THE OCULUS Quest 2, also known as the Meta Quest 2, is one of the most popular VR headsets on the market.
The low price, standalone wireless capabilities, and wide library of software makes it an appealing option for mid-range virtual reality.
Mark Zuckerberg using the Meta Quest.
The controllers that come with the Quest 2 are also excellent, but like any controller, are susceptible to damage and wear.
Here’s everything you need to know about fixing and replacing your Oculus Quest 2 controllers.
Can Oculus Quest 2 controllers be replaced?
Like most parts of the Quest 2, the controllers for the headset can be purchased as replacements should yours fail.
You can buy both the left and right Quest 2 controllers separately for £69.99 each, but unfortunately there’s no discount for buying both.
You can also buy the much more capable Meta Quest Touch Pro controllers for £299.99 for the pair, and they come with a charging dock.
If your Quest 2 is still under warranty, you can also request a replacement or repair from Meta’s official support page.
How do I fix my Oculus Quest 2 controllers?
Due to the complex nature of Quest 2 controllers, attempting to repair them yourself is not recommended.
If you don’t know what you’re doing, you could seriously damage the controller even more, or even hurt yourself.
If you want to fix your Quest 2 controller, it’s best to file a repair request with Meta’s support team, though it will cost money.
You could also try taking the controller to a computer repair store, as some do have experience with controllers like the Quest 2.

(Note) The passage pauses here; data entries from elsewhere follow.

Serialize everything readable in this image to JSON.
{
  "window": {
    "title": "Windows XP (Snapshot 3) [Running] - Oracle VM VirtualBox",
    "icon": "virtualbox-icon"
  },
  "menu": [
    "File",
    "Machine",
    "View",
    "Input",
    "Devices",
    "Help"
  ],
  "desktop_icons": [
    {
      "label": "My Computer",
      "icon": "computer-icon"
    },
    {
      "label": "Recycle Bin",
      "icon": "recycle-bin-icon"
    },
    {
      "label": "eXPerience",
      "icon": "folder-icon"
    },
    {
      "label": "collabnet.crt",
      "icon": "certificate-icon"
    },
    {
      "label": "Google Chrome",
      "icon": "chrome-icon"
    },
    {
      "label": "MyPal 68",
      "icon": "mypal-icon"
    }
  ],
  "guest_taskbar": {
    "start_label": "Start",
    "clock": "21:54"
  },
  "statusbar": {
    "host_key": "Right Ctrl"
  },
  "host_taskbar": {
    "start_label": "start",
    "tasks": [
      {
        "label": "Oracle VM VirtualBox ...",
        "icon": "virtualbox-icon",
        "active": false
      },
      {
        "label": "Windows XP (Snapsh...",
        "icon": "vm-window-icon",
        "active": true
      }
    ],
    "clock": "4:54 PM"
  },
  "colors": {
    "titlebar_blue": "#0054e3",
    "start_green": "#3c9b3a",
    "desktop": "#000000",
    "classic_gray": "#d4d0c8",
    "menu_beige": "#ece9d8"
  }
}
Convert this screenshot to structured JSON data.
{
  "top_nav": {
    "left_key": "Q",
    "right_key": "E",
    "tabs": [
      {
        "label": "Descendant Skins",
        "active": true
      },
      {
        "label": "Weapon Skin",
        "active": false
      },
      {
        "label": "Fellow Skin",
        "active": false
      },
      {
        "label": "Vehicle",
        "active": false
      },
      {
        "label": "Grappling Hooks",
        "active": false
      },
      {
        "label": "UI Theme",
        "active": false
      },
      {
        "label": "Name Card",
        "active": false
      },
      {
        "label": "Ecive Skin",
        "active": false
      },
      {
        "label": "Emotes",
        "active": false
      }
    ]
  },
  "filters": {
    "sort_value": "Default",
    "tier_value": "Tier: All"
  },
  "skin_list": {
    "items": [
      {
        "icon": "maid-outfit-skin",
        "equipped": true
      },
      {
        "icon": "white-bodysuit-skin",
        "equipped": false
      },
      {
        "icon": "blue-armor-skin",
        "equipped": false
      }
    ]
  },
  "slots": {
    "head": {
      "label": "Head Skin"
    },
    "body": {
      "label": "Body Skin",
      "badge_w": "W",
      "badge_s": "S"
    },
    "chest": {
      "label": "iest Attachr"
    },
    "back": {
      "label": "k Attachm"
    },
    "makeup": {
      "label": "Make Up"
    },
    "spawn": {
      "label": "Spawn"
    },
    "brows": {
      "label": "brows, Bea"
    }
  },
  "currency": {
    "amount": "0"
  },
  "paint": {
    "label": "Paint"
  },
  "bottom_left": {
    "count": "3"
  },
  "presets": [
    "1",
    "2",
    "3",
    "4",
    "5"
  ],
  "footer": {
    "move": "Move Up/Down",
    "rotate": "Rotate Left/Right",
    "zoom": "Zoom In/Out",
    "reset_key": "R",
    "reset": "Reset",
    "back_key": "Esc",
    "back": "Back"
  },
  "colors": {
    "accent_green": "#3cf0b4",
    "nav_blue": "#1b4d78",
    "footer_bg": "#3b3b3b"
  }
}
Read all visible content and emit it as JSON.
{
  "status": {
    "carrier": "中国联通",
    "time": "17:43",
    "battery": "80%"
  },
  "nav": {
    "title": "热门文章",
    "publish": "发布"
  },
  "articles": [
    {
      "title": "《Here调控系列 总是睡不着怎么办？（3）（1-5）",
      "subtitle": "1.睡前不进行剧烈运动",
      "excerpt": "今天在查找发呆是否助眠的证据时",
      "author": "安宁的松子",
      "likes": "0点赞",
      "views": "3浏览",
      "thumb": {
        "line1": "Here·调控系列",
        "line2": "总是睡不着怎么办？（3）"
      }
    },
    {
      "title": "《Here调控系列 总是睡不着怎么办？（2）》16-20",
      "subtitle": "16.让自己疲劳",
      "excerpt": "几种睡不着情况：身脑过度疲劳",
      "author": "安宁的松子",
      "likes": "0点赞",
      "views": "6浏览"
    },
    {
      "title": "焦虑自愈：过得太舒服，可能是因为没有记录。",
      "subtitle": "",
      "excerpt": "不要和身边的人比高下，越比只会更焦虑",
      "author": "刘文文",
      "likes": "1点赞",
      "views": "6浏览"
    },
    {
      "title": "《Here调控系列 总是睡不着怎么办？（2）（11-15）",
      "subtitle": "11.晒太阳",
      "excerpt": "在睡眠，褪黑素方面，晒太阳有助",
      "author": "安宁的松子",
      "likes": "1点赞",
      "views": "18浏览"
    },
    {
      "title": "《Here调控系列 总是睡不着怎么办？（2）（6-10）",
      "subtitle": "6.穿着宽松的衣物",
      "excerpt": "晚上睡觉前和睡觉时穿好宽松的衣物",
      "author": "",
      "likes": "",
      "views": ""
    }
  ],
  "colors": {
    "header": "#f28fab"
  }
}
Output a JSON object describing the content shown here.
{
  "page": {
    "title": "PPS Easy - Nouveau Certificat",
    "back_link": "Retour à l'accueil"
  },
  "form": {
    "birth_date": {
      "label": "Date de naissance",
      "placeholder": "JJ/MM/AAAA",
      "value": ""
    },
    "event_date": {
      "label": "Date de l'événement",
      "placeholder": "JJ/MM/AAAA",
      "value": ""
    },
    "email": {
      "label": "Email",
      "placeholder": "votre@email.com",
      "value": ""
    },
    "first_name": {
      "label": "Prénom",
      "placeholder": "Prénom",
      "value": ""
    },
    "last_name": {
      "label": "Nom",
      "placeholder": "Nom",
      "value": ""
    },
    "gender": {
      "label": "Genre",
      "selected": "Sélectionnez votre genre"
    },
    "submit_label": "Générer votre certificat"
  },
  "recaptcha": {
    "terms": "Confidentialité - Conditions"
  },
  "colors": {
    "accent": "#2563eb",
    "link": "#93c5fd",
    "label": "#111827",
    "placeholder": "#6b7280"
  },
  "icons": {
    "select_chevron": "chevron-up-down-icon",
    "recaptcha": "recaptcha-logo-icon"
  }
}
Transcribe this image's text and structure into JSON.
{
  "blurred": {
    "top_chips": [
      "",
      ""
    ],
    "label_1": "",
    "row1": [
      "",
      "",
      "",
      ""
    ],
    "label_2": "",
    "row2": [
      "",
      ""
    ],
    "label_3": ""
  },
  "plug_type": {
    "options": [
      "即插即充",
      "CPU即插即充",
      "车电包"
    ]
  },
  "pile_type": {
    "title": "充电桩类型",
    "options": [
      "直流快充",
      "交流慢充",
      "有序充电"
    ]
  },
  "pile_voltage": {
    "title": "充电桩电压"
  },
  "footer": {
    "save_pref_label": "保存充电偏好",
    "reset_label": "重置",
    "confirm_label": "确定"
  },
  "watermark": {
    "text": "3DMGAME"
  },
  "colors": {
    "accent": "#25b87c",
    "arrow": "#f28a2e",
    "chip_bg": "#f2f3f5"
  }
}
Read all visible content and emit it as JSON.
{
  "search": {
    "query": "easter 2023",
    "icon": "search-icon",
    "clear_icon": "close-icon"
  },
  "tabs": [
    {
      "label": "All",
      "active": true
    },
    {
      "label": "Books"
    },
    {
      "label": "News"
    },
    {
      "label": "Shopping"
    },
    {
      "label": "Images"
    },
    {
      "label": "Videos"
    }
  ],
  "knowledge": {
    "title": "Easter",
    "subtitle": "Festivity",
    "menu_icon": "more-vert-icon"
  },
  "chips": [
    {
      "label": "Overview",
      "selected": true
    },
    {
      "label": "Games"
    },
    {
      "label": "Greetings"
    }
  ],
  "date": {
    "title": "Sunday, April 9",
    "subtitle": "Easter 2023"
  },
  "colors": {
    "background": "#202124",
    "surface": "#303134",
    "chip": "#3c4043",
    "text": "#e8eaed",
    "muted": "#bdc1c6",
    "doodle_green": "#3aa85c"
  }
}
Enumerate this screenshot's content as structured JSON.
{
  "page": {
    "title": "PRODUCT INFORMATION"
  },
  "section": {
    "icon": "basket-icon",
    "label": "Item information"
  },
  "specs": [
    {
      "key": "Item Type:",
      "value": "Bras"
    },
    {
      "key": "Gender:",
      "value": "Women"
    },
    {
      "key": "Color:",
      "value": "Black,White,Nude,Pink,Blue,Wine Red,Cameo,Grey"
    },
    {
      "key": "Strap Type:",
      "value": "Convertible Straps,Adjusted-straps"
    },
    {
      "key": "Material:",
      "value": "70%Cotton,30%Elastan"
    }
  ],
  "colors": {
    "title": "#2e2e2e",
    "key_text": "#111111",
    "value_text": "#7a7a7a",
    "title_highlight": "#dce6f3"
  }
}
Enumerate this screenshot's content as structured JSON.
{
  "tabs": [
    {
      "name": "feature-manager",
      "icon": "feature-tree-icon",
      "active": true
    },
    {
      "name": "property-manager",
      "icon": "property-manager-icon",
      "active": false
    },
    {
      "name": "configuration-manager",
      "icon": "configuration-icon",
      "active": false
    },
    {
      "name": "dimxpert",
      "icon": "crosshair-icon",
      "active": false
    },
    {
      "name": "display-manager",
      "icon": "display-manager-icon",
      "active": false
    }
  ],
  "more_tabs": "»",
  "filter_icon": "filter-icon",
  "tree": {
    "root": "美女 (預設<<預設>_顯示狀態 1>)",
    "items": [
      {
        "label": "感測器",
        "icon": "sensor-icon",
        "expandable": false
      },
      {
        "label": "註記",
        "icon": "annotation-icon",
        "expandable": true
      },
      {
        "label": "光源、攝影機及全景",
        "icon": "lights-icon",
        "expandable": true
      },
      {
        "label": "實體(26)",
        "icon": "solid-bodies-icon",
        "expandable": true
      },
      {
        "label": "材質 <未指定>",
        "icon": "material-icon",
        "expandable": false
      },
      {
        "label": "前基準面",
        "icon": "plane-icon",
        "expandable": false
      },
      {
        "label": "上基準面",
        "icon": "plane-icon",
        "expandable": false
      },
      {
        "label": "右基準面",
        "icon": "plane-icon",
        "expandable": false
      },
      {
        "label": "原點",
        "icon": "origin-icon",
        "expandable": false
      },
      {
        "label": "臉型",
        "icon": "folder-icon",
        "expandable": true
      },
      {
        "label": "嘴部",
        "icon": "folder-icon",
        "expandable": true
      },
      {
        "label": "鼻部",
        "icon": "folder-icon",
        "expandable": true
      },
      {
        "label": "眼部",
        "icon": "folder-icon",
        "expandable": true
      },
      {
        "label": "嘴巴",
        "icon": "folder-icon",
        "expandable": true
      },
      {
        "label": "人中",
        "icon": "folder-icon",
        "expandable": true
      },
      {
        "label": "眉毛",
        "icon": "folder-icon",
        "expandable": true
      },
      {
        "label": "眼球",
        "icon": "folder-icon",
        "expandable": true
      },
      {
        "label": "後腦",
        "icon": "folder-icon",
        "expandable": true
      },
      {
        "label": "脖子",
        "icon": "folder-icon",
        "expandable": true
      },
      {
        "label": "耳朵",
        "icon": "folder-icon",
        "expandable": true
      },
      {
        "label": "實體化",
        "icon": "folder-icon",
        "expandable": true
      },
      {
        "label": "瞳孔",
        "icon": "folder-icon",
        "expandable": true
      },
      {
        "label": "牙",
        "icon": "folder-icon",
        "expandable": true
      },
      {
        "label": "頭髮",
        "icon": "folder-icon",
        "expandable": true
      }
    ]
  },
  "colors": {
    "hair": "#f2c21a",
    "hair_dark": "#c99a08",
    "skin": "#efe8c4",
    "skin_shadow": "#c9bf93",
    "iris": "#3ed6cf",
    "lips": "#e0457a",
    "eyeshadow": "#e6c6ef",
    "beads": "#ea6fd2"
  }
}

Can you play Oculus Quest 2 without controller?
Meta recently added a new feature that lets users control the interface without the use of any controller.
The new feature is called Direct Touch, and was added in the v50 operating system update last month, expanding on previous hand-tracking options.
Unfortunately, not many games support Direct Touch or hand-tracking yet, so it’s unlikely you’ll be able to play games without a controller.
That said, you can still scroll through the interface, launch apps, and watch videos on apps like Netflix without ever needing a controller.